= Konsequence Muzik =

Canadian music production label

Konsequence Muzik is an independent Canadian music production/label operation based in Alberta with Tristmar "TrizO" Peart as its founder/producer.

TrizO was born in Jamaica and later relocated to Calgary, Canada. In 2008 he was a co-founder of Konsequence International Sound System with Oneil "Diddy" Wint. He later took his musical interest to musical production. In 2025 he produced "Touch Me," a collaboration with Canadian artist CEGIE and G-Loc.

Konsequence Muzik began production in 2013 with its first production Kurfew rhythm. Konsequence Muzik scored its first number-one with Jahmiel's "True Colours," which topped the Tempo Cross Caribbean Countdown chart.

In 2015, Konsequence Muzik released Summa Escape Riddim compilation which included artistes such as Beenie Man, Mavado, Konshens, Lady Saw, and I-Octane. Konsequence Muzik released Life To Live Riddim in 2016, which featured artists such as Gyptian, Jahmiel, Jah Vinci, Exco Levi and Khago.

In 2015, Konsequence Muzik was constructing a recording studio that was expected to open that same year.

In 2017, Konsequence Muzik reached more chart success with Empress Divine's "Natty A Grow" which reached No. 1 on the Canadian Reggae Chart.
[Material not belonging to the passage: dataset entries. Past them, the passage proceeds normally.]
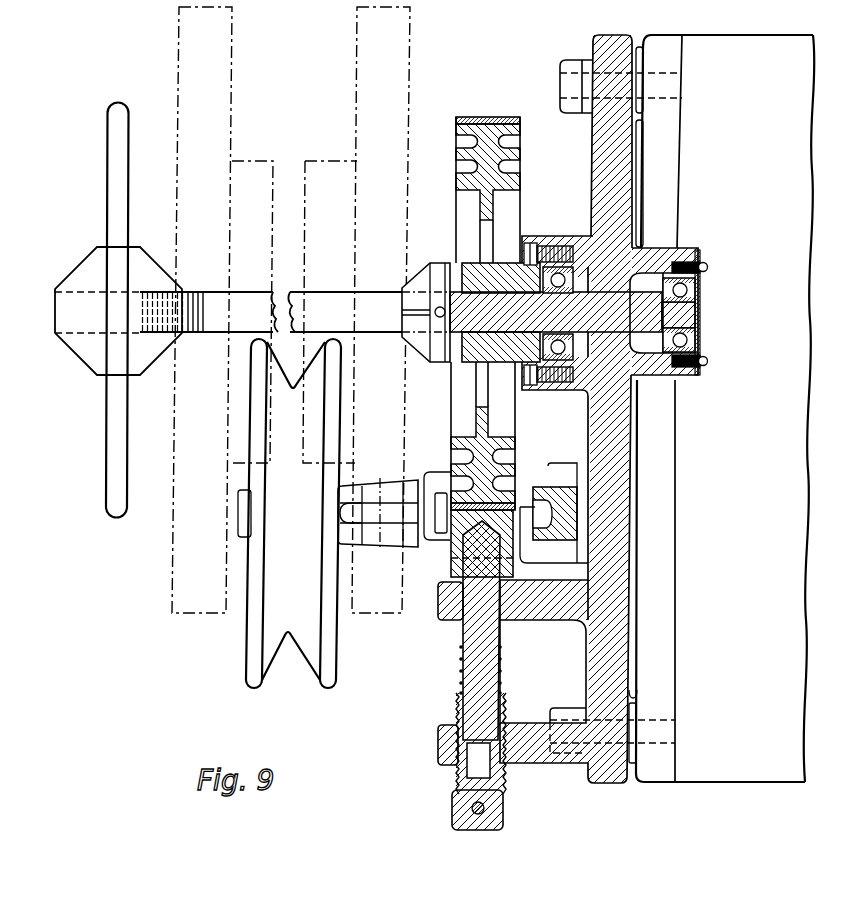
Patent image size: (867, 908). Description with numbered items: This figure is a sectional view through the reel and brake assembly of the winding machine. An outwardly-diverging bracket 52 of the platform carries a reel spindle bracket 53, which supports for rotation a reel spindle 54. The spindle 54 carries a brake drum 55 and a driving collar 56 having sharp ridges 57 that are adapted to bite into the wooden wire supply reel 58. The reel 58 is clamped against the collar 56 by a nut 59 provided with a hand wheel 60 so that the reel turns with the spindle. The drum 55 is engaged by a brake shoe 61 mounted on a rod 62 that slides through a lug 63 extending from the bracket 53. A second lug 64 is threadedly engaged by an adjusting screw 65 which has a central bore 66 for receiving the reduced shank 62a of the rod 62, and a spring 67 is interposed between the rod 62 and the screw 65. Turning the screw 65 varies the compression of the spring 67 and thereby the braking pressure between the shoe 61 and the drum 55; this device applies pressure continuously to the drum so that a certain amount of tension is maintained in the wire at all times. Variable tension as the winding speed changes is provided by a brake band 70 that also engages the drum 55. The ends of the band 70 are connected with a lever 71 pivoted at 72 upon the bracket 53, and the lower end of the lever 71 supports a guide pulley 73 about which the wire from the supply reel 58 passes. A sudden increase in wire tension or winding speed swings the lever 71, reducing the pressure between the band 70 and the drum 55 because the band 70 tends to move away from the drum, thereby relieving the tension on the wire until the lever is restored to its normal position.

The bracket 52 is at (673, 27).
The reel spindle bracket 53 is at (593, 45).
The reel spindle 54 is at (597, 297).
The brake drum 55 is at (470, 299).
The driving collar 56 is at (438, 265).
The sharp ridges 57 is at (418, 272).
The wire supply reel 58 is at (179, 43).
The nut 59 is at (98, 247).
The hand wheel 60 is at (106, 468).
The brake shoe 61 is at (450, 558).
The rod 62 is at (462, 635).
The reduced shank 62a is at (503, 703).
The lug 63 is at (438, 603).
The lug 64 is at (438, 750).
The adjusting screw 65 is at (453, 708).
The central bore 66 is at (490, 765).
The spring 67 is at (497, 655).
The brake band 70 is at (493, 117).
The lever 71 is at (386, 482).
The pivot 72 is at (530, 562).
The guide pulley 73 is at (253, 686).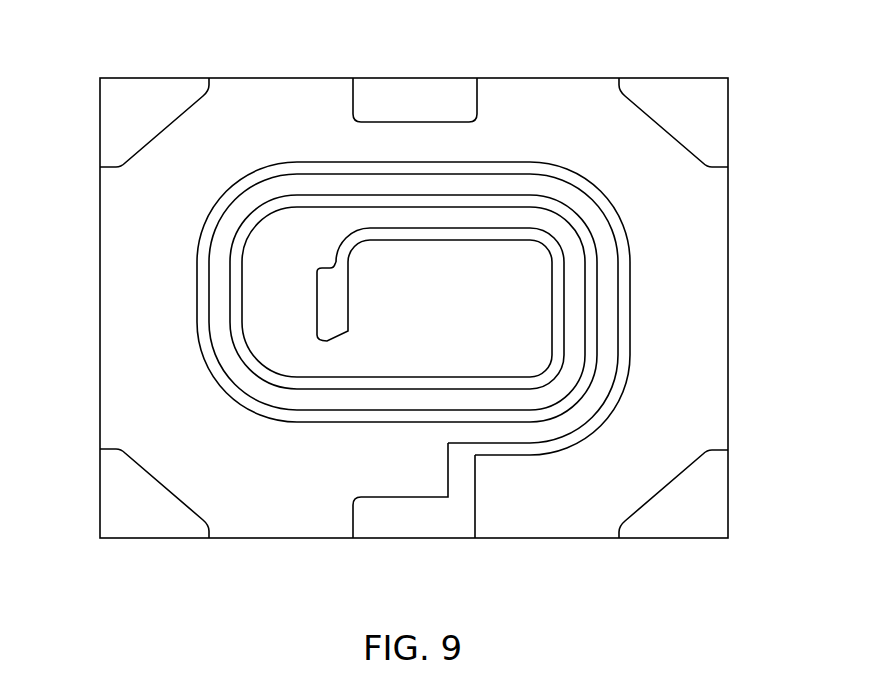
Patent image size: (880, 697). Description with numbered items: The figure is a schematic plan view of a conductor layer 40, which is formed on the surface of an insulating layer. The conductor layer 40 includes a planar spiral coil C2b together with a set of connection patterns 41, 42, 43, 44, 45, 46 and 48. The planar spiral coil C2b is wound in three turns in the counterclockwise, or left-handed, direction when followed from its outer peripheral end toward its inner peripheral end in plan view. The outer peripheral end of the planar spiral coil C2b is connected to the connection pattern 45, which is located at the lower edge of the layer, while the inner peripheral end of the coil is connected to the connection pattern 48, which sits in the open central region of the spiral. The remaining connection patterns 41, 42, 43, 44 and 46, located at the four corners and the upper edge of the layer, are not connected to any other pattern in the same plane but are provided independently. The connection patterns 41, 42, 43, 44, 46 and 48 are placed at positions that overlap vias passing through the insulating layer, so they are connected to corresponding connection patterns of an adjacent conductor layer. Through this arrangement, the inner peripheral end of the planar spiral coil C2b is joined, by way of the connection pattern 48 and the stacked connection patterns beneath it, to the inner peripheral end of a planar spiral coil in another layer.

The conductor layer 40 is at (703, 35).
The connection pattern 41 is at (708, 115).
The connection pattern 42 is at (410, 96).
The connection pattern 43 is at (120, 110).
The connection pattern 44 is at (708, 507).
The connection pattern 45 is at (408, 525).
The connection pattern 46 is at (120, 502).
The connection pattern 48 is at (338, 310).
The planar spiral coil C2b is at (627, 312).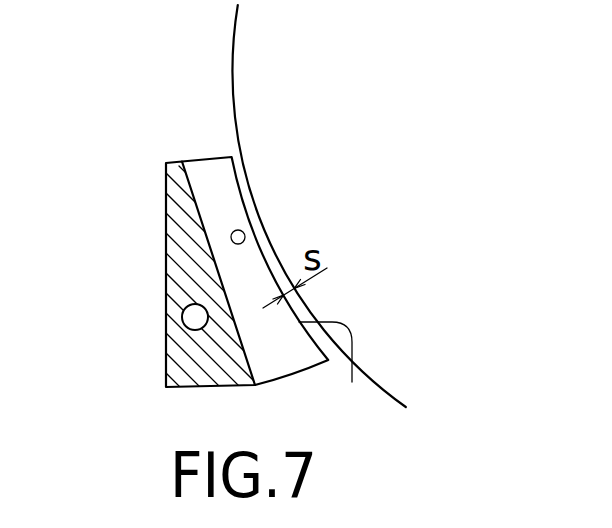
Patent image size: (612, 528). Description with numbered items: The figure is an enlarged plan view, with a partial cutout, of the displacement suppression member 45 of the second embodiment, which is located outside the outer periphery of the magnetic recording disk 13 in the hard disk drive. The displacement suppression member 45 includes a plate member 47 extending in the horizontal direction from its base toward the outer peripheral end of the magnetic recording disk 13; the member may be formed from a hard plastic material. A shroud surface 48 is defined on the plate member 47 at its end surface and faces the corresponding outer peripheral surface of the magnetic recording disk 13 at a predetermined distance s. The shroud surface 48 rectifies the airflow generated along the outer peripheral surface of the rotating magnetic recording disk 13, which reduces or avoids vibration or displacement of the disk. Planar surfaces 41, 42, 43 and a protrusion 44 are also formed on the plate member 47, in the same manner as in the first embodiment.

The magnetic recording disk 13 is at (235, 48).
The planar surface 41 is at (305, 247).
The planar surface 42 is at (305, 248).
The planar surface 43 is at (230, 190).
The protrusion 44 is at (245, 234).
The displacement suppression member 45 is at (214, 319).
The plate member 47 is at (212, 157).
The shroud surface 48 is at (325, 374).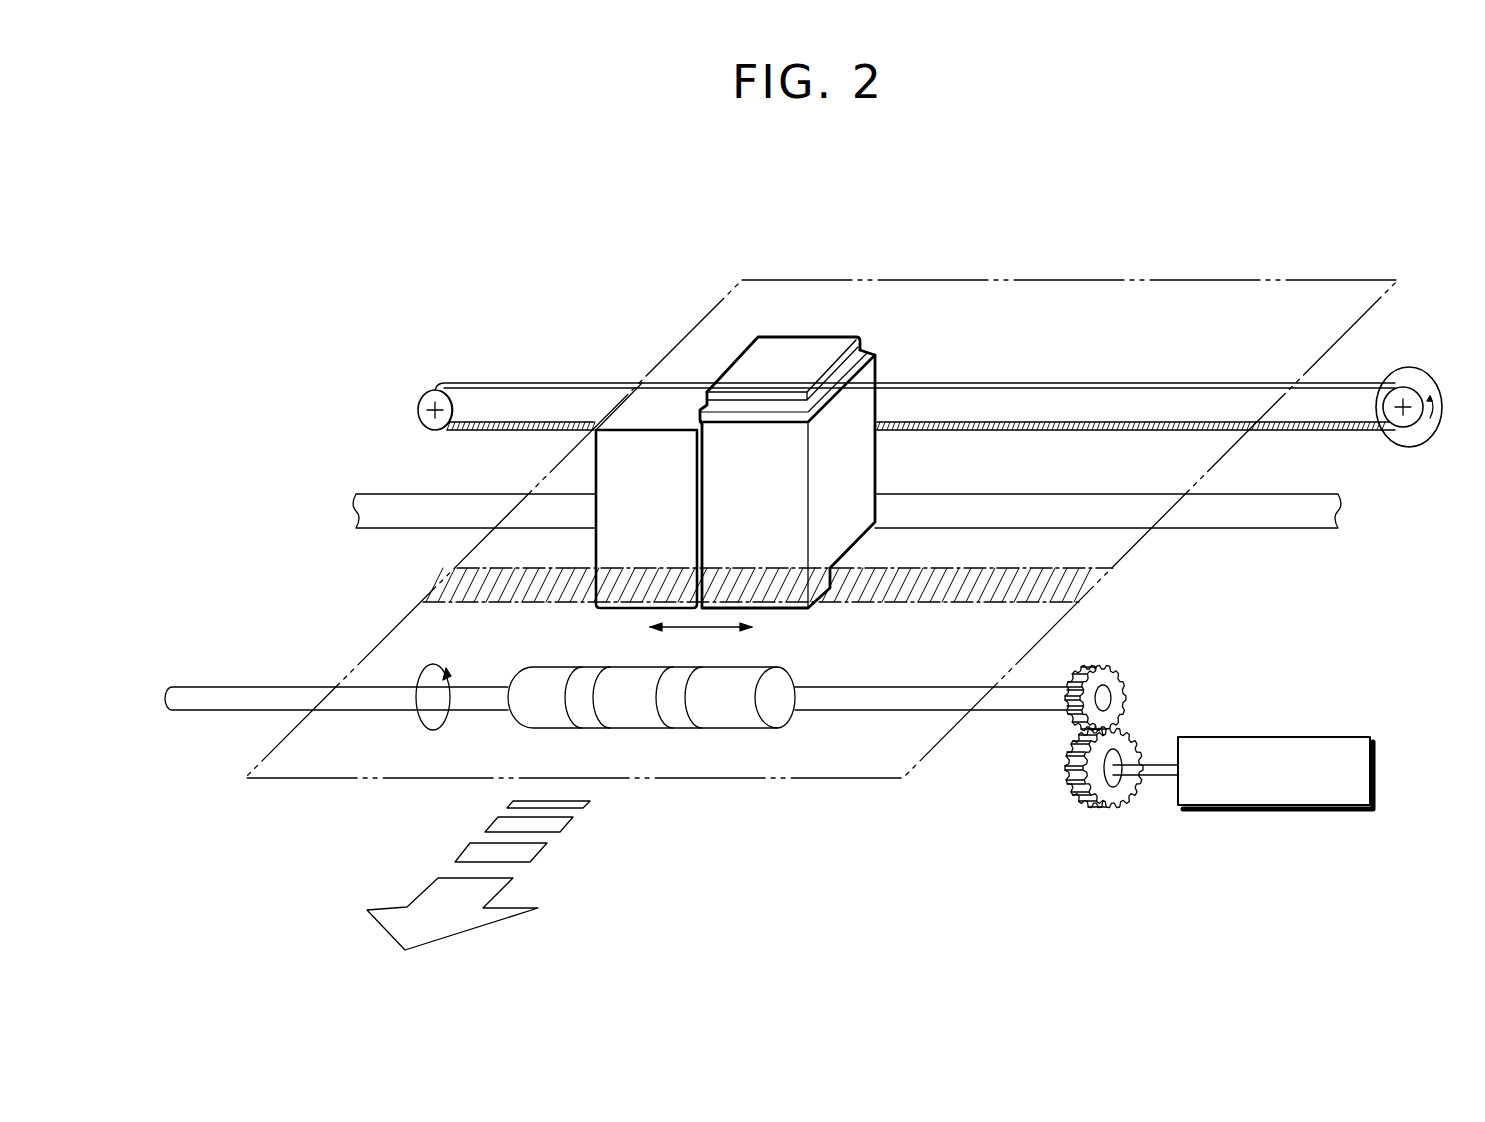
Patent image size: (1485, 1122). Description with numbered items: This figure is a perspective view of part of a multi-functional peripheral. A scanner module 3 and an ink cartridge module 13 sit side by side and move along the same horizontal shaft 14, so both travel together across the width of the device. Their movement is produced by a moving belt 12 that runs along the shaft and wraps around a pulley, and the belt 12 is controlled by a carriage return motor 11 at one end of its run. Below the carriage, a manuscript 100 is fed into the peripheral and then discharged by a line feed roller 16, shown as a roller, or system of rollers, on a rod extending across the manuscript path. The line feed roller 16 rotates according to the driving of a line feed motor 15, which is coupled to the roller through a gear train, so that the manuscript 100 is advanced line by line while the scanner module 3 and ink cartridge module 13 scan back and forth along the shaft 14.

The scanner module 3 is at (674, 398).
The carriage return motor 11 is at (1420, 385).
The moving belt 12 is at (1012, 385).
The ink cartridge module 13 is at (795, 335).
The horizontal shaft 14 is at (1225, 530).
The line feed motor 15 is at (1307, 737).
The line feed roller 16 is at (728, 708).
The manuscript 100 is at (867, 757).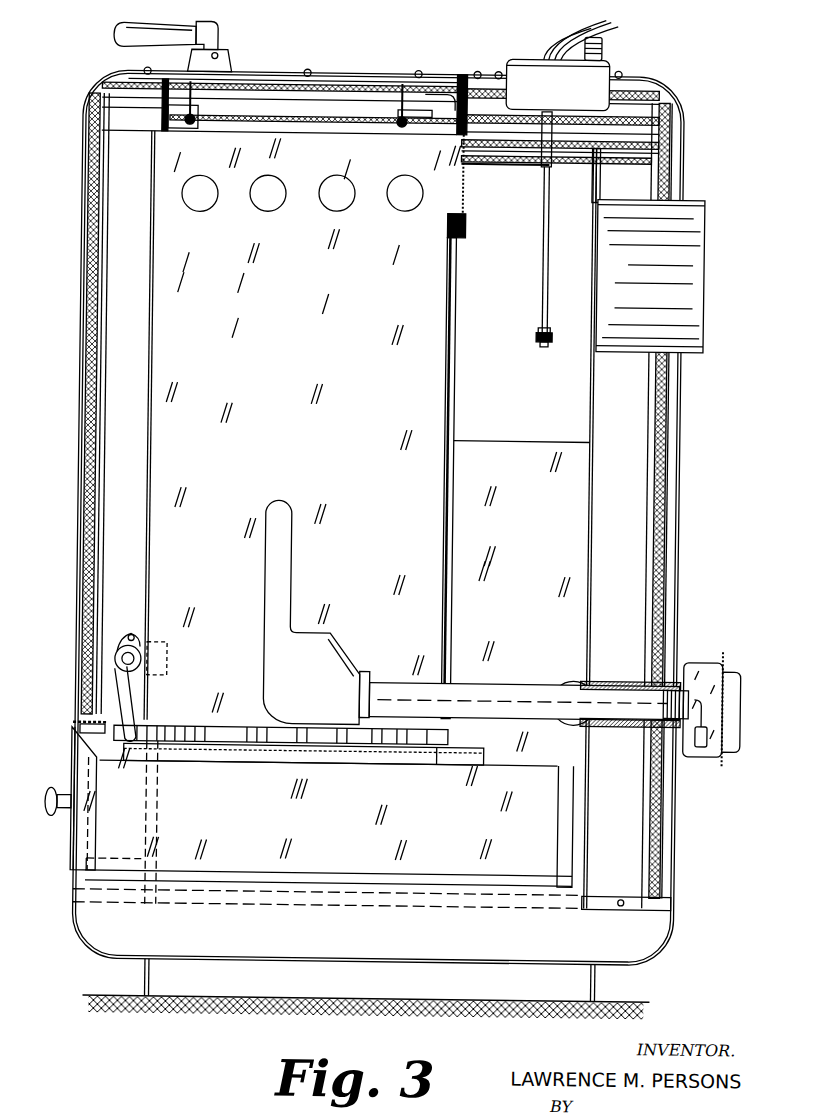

Eyesus's "Never Judge" reached No. 1 on New York's One Love Reggae Top Ten. Both recordings were produced by Konsequence Muzik.

Eyesus's "Neva Judge" was nominated for Reggae Recording of the Year at the 2018 Juno Awards, and the recording was produced by Konsequence Muzik.

In 2022, Konsequence Muzik produced a collaboration "She Got It" with Serani and Gyptian. Both artists linked up at Konsequence Studio where the collaboration began. Tristmar "TrizO" Peart, founder of Konsequence Muzik, was the producer of this collaboration.